What does a corporate reorganisation process involve?
These transactions are very bespoke, so our team will review commercially with you to identify your objectives and how to achieve them. Once the proposed process has been agreed, an HMRC ‘clearance’ is often required before the transaction can begin. Once HMRC clearance has been received, the reorganisation is implemented by enacting various corporate documents and board / shareholder approval.
What does the HMRC ‘clearance’ process involve?
This process involves approaching HMRC in advance of a transaction to obtain approval in respect of certain specific taxation aspects. HMRC clearance is a statutory process and HMRC provides clearance in respect of certain specific parts of tax legislation. For many corporate reorganisations the tax clearance process is about obtaining reassurance that the transaction can be conducted on a tax neutral basis.
What is a demerger?
A demerger is a powerful corporate tool that enables the separation of a business. There are many forms of a demerger but in principle the process involves splitting a company – or more commonly an existing group – into separate structures. Demergers can be used for many purposes; a common example involves splitting property holdings out from a trading group.

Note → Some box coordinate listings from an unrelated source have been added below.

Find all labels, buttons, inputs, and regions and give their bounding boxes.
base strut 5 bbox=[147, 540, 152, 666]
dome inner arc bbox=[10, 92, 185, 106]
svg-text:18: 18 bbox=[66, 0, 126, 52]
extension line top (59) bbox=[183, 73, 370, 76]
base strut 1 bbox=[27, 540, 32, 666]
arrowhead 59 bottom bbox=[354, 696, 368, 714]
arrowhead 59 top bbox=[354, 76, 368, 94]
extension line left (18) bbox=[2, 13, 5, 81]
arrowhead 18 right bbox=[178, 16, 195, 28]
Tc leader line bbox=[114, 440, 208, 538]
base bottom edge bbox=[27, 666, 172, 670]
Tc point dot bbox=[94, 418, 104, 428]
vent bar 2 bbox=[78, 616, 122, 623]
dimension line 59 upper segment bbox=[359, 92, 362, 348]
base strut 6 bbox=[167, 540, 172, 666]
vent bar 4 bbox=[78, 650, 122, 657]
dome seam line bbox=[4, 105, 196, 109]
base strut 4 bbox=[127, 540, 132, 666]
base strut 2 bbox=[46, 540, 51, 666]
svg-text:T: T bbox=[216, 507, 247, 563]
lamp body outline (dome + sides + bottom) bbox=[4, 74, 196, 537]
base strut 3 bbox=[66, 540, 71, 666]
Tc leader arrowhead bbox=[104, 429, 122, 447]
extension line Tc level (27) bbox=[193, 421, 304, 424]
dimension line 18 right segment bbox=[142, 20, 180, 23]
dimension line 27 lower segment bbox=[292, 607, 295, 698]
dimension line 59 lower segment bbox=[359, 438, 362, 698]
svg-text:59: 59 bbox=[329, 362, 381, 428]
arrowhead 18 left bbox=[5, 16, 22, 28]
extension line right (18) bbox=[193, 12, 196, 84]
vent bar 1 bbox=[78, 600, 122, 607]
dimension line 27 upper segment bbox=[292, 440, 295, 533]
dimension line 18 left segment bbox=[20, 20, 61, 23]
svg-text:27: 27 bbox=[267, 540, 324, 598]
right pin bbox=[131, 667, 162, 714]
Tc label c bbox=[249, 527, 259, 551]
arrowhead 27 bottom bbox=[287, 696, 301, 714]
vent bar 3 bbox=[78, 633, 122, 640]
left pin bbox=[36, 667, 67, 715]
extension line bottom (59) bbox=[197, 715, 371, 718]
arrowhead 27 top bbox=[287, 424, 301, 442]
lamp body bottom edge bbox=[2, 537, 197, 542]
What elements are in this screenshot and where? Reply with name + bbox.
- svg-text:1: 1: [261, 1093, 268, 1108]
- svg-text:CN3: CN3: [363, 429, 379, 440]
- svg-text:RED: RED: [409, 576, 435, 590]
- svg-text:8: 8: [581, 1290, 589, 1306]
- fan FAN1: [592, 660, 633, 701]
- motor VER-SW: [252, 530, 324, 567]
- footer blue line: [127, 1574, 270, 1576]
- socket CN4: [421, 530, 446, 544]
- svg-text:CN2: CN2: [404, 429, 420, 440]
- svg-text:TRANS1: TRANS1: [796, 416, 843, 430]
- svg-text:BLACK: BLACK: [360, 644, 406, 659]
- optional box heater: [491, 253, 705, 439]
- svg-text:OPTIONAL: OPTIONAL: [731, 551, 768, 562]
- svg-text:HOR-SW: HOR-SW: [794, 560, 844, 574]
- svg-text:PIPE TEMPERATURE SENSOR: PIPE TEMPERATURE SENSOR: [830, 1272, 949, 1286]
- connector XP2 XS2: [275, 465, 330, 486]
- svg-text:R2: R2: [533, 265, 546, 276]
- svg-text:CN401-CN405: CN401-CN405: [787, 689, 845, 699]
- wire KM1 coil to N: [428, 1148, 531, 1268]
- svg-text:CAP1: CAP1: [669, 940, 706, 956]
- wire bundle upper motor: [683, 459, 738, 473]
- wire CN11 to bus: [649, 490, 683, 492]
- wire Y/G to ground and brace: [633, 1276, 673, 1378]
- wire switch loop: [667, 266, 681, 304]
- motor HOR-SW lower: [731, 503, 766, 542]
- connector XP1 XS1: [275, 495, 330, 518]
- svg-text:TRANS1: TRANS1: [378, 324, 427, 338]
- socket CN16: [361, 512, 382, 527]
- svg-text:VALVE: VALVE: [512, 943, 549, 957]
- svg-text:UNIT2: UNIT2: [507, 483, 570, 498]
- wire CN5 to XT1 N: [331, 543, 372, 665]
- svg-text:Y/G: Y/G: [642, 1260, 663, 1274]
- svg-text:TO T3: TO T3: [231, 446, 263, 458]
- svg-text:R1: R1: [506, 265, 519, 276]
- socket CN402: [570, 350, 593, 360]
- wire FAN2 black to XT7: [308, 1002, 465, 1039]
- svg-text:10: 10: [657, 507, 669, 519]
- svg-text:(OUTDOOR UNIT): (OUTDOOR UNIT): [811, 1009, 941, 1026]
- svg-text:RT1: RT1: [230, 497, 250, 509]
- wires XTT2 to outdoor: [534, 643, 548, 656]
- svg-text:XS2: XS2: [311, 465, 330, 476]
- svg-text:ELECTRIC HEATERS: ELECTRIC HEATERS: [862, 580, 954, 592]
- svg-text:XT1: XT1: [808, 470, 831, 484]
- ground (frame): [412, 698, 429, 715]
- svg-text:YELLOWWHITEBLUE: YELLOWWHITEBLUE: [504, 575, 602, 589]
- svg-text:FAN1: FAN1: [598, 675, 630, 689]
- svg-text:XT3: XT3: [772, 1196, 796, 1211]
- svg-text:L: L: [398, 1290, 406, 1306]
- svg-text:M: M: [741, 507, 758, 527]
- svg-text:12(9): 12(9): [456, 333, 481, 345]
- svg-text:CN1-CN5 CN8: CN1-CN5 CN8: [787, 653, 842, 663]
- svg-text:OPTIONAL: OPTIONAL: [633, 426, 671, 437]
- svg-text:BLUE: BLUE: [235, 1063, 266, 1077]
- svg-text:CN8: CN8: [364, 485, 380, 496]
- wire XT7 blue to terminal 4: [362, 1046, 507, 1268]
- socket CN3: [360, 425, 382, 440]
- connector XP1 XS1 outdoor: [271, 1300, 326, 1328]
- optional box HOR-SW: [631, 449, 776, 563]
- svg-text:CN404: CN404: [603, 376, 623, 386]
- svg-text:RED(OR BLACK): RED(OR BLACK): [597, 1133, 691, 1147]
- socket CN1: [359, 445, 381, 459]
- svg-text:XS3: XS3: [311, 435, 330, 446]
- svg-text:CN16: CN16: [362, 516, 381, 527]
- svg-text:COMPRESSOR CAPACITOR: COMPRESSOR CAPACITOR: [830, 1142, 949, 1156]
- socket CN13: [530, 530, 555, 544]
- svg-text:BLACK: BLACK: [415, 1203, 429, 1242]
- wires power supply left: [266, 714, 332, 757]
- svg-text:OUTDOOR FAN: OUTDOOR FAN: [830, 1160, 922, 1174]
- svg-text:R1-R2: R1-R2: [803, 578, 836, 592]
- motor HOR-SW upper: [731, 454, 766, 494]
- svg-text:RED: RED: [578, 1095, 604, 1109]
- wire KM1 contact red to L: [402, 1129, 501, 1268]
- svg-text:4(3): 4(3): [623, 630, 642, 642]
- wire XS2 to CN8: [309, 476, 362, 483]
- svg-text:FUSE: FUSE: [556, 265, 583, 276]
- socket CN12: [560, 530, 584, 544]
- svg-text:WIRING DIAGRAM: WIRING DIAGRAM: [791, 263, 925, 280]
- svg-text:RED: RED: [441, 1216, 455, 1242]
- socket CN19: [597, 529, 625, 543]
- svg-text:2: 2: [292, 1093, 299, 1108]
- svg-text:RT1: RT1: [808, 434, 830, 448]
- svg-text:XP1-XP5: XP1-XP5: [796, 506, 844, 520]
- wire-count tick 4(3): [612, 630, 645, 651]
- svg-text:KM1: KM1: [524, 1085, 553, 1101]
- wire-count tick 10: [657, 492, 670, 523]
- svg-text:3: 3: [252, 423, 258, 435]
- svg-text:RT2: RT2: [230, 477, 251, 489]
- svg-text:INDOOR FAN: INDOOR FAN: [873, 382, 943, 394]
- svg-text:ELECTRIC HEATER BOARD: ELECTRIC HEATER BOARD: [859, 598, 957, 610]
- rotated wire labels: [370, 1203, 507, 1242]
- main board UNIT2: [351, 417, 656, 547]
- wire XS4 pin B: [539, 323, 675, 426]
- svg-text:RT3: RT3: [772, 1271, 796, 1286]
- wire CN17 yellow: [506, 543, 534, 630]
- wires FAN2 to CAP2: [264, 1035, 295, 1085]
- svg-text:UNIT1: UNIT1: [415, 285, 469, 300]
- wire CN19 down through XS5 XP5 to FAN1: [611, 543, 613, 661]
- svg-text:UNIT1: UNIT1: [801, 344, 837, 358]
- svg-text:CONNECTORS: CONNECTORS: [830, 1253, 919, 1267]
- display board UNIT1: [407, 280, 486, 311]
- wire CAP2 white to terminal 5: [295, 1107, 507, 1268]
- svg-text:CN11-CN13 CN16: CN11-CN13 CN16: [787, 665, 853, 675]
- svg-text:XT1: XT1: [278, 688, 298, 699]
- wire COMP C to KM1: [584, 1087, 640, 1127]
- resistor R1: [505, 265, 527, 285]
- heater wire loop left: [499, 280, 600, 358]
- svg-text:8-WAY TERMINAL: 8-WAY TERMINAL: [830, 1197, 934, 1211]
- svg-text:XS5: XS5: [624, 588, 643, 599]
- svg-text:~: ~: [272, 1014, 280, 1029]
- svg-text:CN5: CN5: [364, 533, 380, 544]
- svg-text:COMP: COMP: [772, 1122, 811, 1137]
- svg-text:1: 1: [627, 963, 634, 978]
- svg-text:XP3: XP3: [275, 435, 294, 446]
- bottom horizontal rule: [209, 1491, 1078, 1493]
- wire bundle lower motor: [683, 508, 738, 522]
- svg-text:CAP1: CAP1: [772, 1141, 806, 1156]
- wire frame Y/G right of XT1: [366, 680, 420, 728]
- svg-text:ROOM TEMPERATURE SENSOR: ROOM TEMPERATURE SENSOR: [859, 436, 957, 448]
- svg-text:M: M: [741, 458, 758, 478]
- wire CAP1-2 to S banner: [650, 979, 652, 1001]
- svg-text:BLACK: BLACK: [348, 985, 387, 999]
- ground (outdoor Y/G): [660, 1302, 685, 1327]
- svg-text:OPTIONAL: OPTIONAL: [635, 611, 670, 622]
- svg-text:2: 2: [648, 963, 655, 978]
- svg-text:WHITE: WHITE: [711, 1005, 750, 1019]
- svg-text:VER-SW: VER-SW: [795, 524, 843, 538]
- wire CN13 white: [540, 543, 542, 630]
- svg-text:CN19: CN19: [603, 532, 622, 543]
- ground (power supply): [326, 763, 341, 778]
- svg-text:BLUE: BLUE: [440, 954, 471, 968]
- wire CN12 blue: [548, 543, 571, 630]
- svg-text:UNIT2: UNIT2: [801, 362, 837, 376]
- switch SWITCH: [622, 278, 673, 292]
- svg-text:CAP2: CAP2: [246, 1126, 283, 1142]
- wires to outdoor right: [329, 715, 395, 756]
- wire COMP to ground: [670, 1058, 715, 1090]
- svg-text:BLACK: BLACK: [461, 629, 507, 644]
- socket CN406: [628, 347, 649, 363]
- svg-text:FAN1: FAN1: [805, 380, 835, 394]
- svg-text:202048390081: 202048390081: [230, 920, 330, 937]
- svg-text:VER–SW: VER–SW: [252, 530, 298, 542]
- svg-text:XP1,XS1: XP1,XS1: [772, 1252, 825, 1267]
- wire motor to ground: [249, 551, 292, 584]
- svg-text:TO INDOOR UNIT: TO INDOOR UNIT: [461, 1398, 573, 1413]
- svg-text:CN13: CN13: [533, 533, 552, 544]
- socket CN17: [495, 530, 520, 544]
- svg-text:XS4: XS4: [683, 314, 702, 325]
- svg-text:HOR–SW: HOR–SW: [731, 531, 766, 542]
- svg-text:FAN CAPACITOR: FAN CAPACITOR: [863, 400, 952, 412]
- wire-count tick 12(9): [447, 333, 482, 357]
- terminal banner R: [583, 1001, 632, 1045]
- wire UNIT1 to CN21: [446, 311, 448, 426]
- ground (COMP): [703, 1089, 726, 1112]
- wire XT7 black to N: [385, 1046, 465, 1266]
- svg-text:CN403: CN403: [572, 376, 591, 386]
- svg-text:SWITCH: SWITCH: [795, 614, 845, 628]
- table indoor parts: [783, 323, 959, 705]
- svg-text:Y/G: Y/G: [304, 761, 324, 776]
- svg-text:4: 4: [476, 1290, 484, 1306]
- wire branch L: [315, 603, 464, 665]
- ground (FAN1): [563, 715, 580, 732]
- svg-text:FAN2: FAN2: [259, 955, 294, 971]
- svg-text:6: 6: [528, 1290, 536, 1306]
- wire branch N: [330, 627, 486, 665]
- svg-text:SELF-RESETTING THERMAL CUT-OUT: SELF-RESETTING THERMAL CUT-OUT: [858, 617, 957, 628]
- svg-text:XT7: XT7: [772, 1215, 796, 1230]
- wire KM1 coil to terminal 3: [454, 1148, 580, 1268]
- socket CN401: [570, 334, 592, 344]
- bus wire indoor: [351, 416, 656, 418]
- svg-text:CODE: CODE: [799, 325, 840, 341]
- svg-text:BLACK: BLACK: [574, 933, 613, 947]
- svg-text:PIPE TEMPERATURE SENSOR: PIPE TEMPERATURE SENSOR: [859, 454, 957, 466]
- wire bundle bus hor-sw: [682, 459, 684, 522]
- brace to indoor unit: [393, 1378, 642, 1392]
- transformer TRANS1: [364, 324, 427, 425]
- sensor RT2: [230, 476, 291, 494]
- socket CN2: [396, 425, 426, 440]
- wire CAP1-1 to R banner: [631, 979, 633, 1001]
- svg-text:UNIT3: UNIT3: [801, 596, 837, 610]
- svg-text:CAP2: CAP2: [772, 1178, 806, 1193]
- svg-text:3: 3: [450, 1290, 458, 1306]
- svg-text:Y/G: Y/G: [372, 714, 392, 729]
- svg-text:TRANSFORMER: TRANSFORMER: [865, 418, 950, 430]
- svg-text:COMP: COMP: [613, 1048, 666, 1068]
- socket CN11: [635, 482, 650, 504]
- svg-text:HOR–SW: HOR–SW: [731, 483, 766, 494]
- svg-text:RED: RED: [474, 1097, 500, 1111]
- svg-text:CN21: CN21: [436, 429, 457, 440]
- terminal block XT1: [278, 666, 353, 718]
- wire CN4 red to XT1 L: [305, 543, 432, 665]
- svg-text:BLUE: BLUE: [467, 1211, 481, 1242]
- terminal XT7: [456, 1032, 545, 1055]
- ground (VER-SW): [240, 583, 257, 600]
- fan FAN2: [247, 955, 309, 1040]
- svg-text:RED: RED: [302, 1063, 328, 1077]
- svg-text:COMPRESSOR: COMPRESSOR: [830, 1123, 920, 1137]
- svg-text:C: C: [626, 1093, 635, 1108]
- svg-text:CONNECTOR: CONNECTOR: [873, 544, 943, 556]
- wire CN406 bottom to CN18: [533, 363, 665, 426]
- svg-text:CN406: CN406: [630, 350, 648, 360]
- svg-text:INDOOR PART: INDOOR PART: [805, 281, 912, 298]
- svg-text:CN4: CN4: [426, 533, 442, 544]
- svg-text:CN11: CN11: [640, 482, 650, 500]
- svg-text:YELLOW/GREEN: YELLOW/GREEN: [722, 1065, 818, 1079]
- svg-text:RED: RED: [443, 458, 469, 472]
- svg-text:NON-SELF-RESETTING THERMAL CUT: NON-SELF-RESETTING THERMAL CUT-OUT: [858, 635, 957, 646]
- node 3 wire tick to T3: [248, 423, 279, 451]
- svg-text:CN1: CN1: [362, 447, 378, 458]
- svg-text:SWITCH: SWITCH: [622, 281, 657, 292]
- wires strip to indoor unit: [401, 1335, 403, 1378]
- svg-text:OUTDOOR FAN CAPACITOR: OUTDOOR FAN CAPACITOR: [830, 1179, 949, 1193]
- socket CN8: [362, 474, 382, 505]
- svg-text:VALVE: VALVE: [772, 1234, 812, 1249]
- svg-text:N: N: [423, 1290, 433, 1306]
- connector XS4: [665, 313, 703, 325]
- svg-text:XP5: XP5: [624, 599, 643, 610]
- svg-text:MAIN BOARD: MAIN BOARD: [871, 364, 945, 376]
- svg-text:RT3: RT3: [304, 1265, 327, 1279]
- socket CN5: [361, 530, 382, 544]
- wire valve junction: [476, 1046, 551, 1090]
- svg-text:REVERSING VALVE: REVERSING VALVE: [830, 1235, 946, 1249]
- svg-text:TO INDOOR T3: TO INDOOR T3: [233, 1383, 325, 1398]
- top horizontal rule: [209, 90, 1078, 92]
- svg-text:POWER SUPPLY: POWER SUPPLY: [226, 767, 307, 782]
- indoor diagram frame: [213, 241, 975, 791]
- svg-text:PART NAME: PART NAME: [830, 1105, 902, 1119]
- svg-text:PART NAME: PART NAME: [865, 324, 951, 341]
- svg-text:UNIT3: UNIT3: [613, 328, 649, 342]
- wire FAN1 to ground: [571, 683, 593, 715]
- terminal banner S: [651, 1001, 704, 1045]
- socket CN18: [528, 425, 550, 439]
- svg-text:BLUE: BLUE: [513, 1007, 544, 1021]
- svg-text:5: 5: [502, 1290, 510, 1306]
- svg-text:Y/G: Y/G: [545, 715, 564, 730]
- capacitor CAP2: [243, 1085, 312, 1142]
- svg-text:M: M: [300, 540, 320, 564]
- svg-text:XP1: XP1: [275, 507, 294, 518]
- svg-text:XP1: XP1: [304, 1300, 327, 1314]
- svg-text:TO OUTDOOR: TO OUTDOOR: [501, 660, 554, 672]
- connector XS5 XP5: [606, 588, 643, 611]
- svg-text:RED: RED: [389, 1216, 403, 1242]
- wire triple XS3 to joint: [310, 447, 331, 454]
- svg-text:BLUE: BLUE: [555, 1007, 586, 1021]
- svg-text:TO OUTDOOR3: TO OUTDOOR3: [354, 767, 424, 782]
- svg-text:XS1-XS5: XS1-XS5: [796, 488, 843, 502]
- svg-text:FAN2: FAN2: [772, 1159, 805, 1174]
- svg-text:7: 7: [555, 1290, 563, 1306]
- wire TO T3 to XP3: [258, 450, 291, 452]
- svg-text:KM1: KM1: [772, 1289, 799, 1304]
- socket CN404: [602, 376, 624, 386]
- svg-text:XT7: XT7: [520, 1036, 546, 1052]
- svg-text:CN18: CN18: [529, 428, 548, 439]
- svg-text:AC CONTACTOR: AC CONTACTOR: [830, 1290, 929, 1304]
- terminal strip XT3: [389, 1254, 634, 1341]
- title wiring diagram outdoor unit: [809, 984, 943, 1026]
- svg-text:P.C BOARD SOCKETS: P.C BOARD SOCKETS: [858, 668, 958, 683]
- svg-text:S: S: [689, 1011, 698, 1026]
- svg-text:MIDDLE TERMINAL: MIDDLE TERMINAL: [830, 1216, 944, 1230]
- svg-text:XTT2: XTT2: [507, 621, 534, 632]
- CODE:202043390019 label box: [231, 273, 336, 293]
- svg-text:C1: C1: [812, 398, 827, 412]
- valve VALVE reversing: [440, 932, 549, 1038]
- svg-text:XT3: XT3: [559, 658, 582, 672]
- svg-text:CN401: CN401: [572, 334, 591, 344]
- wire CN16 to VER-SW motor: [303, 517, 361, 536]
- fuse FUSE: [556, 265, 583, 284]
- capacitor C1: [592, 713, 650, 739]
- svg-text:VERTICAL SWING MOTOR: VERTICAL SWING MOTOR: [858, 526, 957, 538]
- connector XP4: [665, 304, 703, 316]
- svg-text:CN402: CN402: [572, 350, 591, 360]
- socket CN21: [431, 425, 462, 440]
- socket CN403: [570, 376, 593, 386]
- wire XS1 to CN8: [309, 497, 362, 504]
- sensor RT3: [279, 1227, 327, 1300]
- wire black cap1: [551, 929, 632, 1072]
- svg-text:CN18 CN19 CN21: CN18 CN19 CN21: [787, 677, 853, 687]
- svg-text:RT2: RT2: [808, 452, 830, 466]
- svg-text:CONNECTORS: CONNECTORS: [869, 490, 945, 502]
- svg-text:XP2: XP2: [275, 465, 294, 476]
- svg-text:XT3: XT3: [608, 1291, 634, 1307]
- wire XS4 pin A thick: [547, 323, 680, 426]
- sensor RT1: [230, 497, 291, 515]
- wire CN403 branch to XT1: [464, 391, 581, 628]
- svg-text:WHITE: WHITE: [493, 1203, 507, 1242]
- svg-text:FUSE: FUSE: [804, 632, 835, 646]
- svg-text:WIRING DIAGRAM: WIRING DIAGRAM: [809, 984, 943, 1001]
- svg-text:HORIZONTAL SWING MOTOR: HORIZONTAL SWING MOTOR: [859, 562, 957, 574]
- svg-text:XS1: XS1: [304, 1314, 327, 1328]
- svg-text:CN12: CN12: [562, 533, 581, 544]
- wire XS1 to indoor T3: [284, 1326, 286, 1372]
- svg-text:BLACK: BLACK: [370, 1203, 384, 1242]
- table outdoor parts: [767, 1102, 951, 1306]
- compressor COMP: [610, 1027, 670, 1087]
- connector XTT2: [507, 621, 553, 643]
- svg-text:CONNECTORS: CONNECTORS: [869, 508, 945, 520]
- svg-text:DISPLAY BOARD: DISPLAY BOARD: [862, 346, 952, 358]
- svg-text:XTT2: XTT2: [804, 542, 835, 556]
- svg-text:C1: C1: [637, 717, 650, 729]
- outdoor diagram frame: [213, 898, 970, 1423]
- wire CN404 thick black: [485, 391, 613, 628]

Is Stamp Duty payable on a corporate reorganisation?
Stamp Duty is a tax levied on some share transactions. The tax is levied at 0.5% of the consideration (or in some cases market value) of the shares transferred. The Stamp Duty rules are complex and detailed advice is needed on the application – particularly for high value transactions. Where there is no change in the share ownership structure there is a specific exemption from Stamp Duty under s77 Finance Act 1986 – this exemption is however very tightly defined so careful review is needed.